Whittle ve arkadaşları tarafından yapılan bir çalışmaydı. (2008), sonunda şu sonuca varan ergenlerde prefrontal korteksin hacmi ne kadar büyükse, erkeklerde daha az saldırgan davranışlar algılandı Ve amigdala örneğinin aksine, daha büyük bir hacim aynı anda daha agresif ve pervasız davranışlar sunmaya yanıt verdi.
Anthony Hopkins karakterini oynadığında hannibal lecter üzerinde Kuzuların Sessizliği, bir katil için alışılmadık bir mizaç gösterir, dürtüsel ve duygusal bir kişilik taşımaktan uzaktır. profilli, hesaplı, soğukkanlı ve son derece akılcı olmasıyla öne çıkıyor, sunduğumuz açıklamanın ötesinde.
Prefrontal korteksteki beyaz madde ve saldırganlıkla ilişkisi
Şimdiye kadar amigdala aktivitesinde bir artışın ve prefrontal kortekste bir azalmanın nasıl ideal olduğunu gördük. daha dürtüsel kişilik, çok yansıtıcı olmayan ve hatta duygusal yönetimin kendisinde çok az kapasiteye sahip, ancak tipik özelliklerini nasıl açıklayabiliriz? Hannibal?
2005 yılında Yang ve ark. prefrontal korteksin beyaz maddesindeki bir azalmanın, bilişsel kaynakların kendisinde bir azalmaya yanıt verdiğini buldu.hem diğer insanları ikna etmek veya manipüle etmek hem de belirli zamanlarda karar vermek için. Beyaz cevheri sağlam tutmak, Hannibal ve aynı özelliklere sahip diğer suikastçıların davranışlarını neden kontrol edebildiklerini açıklar. karmaşık durumlarda uygun kararlar almak için, her zaman kendi çıkarları için ve yetki.
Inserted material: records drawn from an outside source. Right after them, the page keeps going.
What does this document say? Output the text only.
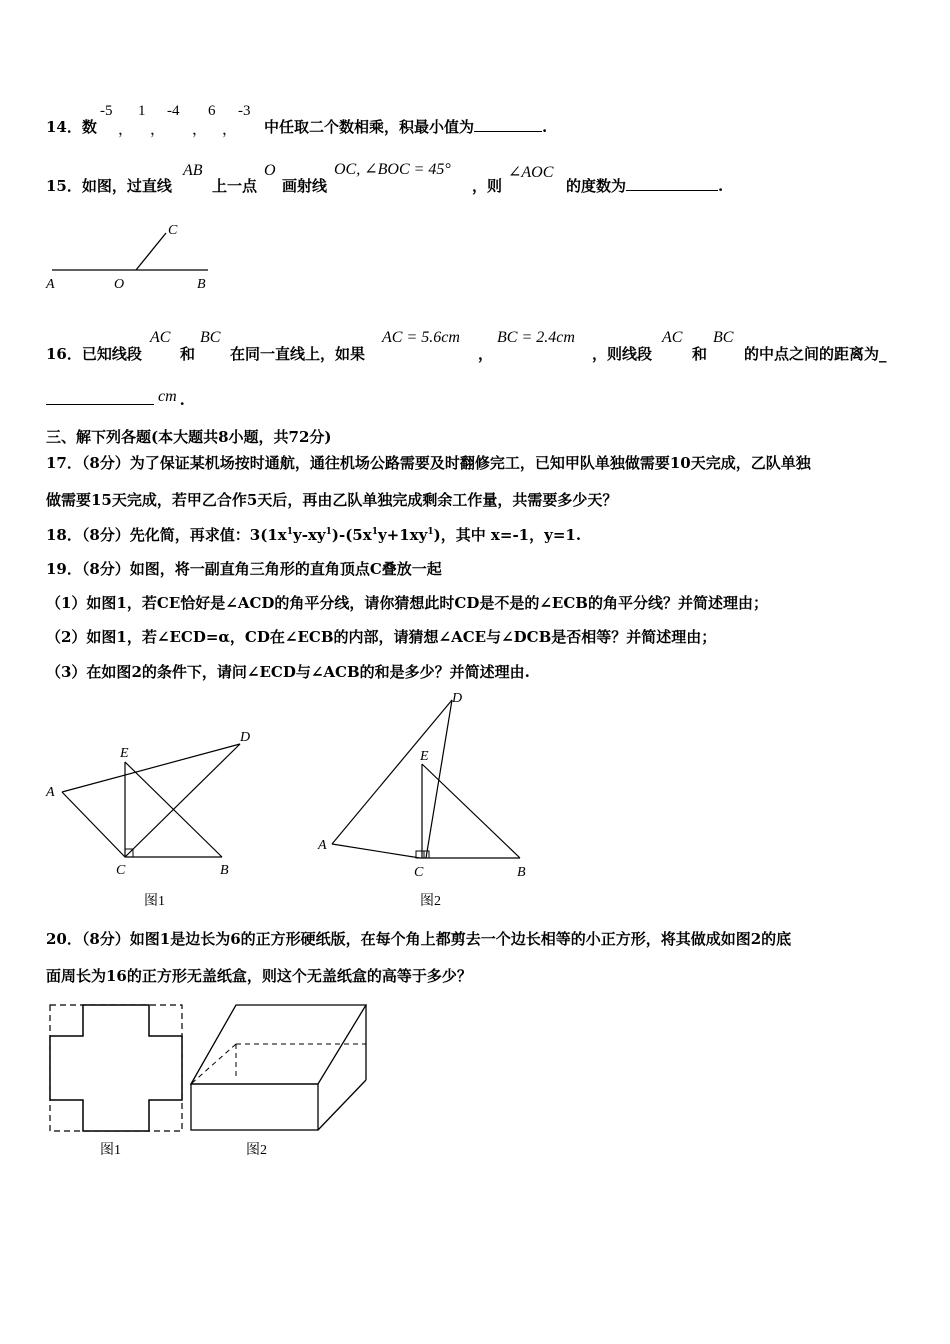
14．数
-5
，
1
，
-4
，
6
，
-3
中任取二个数相乘，积最小值为	.
15．如图，过直线
AB
上一点
O
画射线
OC, ∠BOC = 45°
，则
∠AOC
的度数为	.
A	O	B
C
16．已知线段
AC
和
BC
在同一直线上，如果
AC = 5.6cm
，
BC = 2.4cm
，则线段
AC
和
BC
的中点之间的距离为_
cm .
三、解下列各题(本大题共8小题，共72分)
17．（8分）为了保证某机场按时通航，通往机场公路需要及时翻修完工，已知甲队单独做需要10天完成，乙队单独
做需要15天完成，若甲乙合作5天后，再由乙队单独完成剩余工作量，共需要多少天？
18．（8分）先化简，再求值：$3(1x^1y-xy^1)-(5x^1y+1xy^1)$，其中 x=-1，y=1.
19．（8分）如图，将一副直角三角形的直角顶点C叠放一起
（1）如图1，若CE恰好是∠ACD的角平分线，请你猜想此时CD是不是的∠ECB的角平分线？并简述理由；
（2）如图1，若∠ECD=α，CD在∠ECB的内部，请猜想∠ACE与∠DCB是否相等？并简述理由；
（3）在如图2的条件下，请问∠ECD与∠ACB的和是多少？并简述理由.
A
E
D
C	B
图1
A
E
D
C	B
图2
20．（8分）如图1是边长为6的正方形硬纸版，在每个角上都剪去一个边长相等的小正方形，将其做成如图2的底
面周长为16的正方形无盖纸盒，则这个无盖纸盒的高等于多少？
图1	图2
Serotonin agresif davranışı anlamanın anahtarıdır
Başta da söylediğimiz gibi serotonin de bu konuda temel bir role sahiptir, özellikle, aktivitelerinde bir azalma doğrudan saldırganlık ile ilgilidir ve riskli davranışların uygulanması ile. 2004 yılında, Yeni ve ark. SSRI'lar (seçici serotonin geri alım inhibitörleri) ile tedavinin prefrontal korteksin aktivitesi ve yıl sonunda bireyler.
Özetle, serotonerjik aktivitedeki bir artışın korteksin aktivitesini nasıl artıracağını vurgulayabiliriz. amigdala aktivitesinin inhibisyonuna ve dolayısıyla agresif davranışlara neden olacak prefrontal.
Biyolojimizin kölesi değiliz
Saldırganlığın ve bu davranışların düzenlenmesinde beynin tek başına belirleyici olmadığı bilinse bile, Gelişmeler ve yapılan sayısız çalışma sayesinde mekanizmasını nörolojik sürecin ne olduğuyla açıklayabiliriz. atıfta. California Üniversitesi'nden bilim adamı ve fizikçi Guido Frank, biyoloji ve davranış değişime açıktır ve iyi bir terapi süreci ile yeterli bireyselleştirilmiş kontrolü birleştirerek, her bireyin ilerlemesinin değiştirilebileceğini.
Nihayetinde, Amerika Birleşik Devletleri'ndeki Boston'daki Northeastern Üniversitesi'nden nörolog Craig Ferris'in belirttiği gibi, "biyolojimizin tamamen kölesi olmadığımızı" aklımızda tutmalıyız.